A client purchased a universal whole life insurance policy almost 20 years ago from another advisor. The policy paid a large commission and had a 19 year surrender charge if the policy was cancelled. To make matters worse, the policy performed poorly and the client was concerned about losing the cash value in the policy because he didn’t want to continue to pay premiums and because fees and mortality costs were so high his cash value was not making enough to cover the premium. In essence, his policy was eating itself and he would have no cash value or policy within a few short years.
How can you extract yourself from a badly performing life insurance policy and salvage your investment?
What we did
Because of the surrender charge, it didn’t make sense to cancel the policy early. The client would be hit with a large penalty. But, rather than sit idly by, we made the policy cheaper by removing riders and re-allocating the underlying investments. Additionally, because our client was retiring in eight years, we analyzed his options: continue to pay the premiums into the existing policy, take the cash value and invest it, or buy a new life insurance policy or annuity. The analysis was clear – the two best options were to take the cash value and invest it or purchase an annuity.
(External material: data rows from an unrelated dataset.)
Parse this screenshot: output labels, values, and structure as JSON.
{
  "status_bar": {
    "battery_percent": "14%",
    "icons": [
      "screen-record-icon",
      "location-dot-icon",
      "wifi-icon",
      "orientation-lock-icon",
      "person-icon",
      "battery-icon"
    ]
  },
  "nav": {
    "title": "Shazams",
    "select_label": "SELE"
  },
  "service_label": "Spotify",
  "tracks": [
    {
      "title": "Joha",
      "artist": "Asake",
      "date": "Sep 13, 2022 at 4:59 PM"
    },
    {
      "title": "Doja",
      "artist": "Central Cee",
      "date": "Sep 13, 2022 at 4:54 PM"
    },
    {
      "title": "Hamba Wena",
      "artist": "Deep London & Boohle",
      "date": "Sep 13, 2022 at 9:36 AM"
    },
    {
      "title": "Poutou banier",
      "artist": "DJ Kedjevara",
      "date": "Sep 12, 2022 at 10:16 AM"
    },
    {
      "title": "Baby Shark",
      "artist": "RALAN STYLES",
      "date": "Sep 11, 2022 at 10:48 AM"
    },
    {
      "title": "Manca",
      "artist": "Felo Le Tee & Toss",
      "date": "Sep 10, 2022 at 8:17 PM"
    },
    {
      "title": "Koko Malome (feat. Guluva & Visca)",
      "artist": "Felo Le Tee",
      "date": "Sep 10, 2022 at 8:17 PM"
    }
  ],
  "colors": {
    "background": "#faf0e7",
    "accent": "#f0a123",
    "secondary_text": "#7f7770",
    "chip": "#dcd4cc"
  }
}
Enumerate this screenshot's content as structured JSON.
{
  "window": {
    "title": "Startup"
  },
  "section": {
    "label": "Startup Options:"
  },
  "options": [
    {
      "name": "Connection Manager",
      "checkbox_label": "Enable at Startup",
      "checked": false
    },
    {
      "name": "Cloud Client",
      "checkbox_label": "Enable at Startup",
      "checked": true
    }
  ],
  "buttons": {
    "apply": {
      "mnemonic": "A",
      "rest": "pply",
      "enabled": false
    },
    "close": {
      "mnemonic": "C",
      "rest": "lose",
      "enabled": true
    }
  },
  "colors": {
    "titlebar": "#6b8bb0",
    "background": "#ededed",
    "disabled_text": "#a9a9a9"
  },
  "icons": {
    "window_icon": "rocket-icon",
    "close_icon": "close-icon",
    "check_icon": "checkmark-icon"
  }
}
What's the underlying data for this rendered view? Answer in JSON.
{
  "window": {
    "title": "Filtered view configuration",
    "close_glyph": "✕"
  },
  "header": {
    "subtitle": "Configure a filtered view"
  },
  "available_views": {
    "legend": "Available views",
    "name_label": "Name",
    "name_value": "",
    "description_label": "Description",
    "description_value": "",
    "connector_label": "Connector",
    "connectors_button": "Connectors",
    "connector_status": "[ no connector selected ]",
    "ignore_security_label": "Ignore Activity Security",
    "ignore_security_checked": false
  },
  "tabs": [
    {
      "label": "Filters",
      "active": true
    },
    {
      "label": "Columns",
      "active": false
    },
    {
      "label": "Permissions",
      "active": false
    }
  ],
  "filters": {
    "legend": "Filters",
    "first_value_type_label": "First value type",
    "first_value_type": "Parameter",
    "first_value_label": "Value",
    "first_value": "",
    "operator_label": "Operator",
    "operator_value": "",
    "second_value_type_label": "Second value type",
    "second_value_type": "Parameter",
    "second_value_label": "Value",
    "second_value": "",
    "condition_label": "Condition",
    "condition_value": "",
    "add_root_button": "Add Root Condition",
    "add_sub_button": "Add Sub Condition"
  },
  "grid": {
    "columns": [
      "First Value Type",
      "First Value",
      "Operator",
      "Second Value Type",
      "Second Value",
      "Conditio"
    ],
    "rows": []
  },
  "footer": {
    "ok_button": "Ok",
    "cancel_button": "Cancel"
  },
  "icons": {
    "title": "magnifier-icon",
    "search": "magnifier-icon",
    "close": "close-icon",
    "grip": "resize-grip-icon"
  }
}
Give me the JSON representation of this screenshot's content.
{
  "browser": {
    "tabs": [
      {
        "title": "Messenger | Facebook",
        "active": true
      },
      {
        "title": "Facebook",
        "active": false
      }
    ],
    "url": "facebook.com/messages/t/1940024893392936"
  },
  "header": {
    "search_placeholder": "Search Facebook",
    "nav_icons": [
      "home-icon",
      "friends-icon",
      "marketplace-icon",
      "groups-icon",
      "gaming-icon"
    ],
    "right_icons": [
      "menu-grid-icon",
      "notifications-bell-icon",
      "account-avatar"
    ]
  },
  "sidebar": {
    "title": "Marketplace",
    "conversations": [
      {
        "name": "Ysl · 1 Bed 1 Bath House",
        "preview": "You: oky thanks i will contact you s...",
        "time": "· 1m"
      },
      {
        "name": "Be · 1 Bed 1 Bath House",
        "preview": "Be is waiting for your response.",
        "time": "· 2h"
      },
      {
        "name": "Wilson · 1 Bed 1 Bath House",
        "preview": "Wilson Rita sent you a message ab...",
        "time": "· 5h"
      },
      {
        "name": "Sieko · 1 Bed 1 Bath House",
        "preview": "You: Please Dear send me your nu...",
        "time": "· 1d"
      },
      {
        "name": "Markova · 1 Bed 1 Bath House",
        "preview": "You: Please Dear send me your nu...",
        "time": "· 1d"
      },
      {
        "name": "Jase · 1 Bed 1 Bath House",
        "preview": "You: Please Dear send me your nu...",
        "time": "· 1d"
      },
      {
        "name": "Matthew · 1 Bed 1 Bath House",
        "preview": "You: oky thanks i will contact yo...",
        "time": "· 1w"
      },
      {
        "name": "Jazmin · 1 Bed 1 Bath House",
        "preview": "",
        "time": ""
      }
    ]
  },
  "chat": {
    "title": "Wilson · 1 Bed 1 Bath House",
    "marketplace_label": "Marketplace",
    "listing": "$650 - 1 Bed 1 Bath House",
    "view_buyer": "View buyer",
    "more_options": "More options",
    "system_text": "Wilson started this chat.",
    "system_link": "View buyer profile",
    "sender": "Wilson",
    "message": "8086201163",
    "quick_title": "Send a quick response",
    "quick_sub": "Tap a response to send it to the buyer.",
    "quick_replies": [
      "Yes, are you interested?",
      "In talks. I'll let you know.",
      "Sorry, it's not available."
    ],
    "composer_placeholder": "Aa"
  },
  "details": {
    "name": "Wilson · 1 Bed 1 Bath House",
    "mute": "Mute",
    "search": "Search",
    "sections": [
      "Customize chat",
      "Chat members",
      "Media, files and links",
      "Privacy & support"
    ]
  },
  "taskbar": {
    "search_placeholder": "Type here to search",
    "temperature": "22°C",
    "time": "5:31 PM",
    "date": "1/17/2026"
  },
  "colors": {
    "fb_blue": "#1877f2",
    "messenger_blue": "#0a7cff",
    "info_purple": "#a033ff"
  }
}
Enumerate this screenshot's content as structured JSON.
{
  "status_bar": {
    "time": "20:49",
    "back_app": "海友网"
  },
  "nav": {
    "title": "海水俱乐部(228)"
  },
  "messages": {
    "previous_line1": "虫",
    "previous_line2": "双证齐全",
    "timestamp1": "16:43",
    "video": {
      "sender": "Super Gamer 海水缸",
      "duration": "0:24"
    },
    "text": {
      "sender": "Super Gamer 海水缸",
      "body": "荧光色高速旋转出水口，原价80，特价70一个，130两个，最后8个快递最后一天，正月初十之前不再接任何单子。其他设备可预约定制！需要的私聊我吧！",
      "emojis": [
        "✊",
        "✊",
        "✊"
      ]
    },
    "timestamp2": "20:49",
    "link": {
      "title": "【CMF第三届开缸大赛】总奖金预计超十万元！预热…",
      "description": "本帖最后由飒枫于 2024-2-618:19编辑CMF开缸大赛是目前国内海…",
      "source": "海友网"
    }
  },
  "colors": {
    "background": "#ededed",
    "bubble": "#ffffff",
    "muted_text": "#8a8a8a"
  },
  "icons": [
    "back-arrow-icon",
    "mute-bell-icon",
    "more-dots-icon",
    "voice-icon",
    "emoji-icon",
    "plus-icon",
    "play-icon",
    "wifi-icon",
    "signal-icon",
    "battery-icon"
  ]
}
Because the client was concerned about retirement cash flow, we researched the best deferred annuity he could do a 1035 exchange into when the surrender charge expired. The annuity paid an up-front bonus and a healthy guaranteed growth rate in addition to a nice guaranteed payout once our client started withdrawing money from the annuity.
- We were able to reduce the cost of the policy and create a better allocation until the surrender charge expired.
- We salvaged his cash value and got him out of a badly performing life insurance policy.
- We helped him create a guaranteed rate of return and monthly income in retirement.
These examples are for illustrative purposes only. Any strategies referenced herein do not take into account the investment objectives, financial situation, or particular needs of any individual. They should not be considered individual advice, suitability must be independently determined. Individual results will vary and may be more or less favorable than in the examples shown.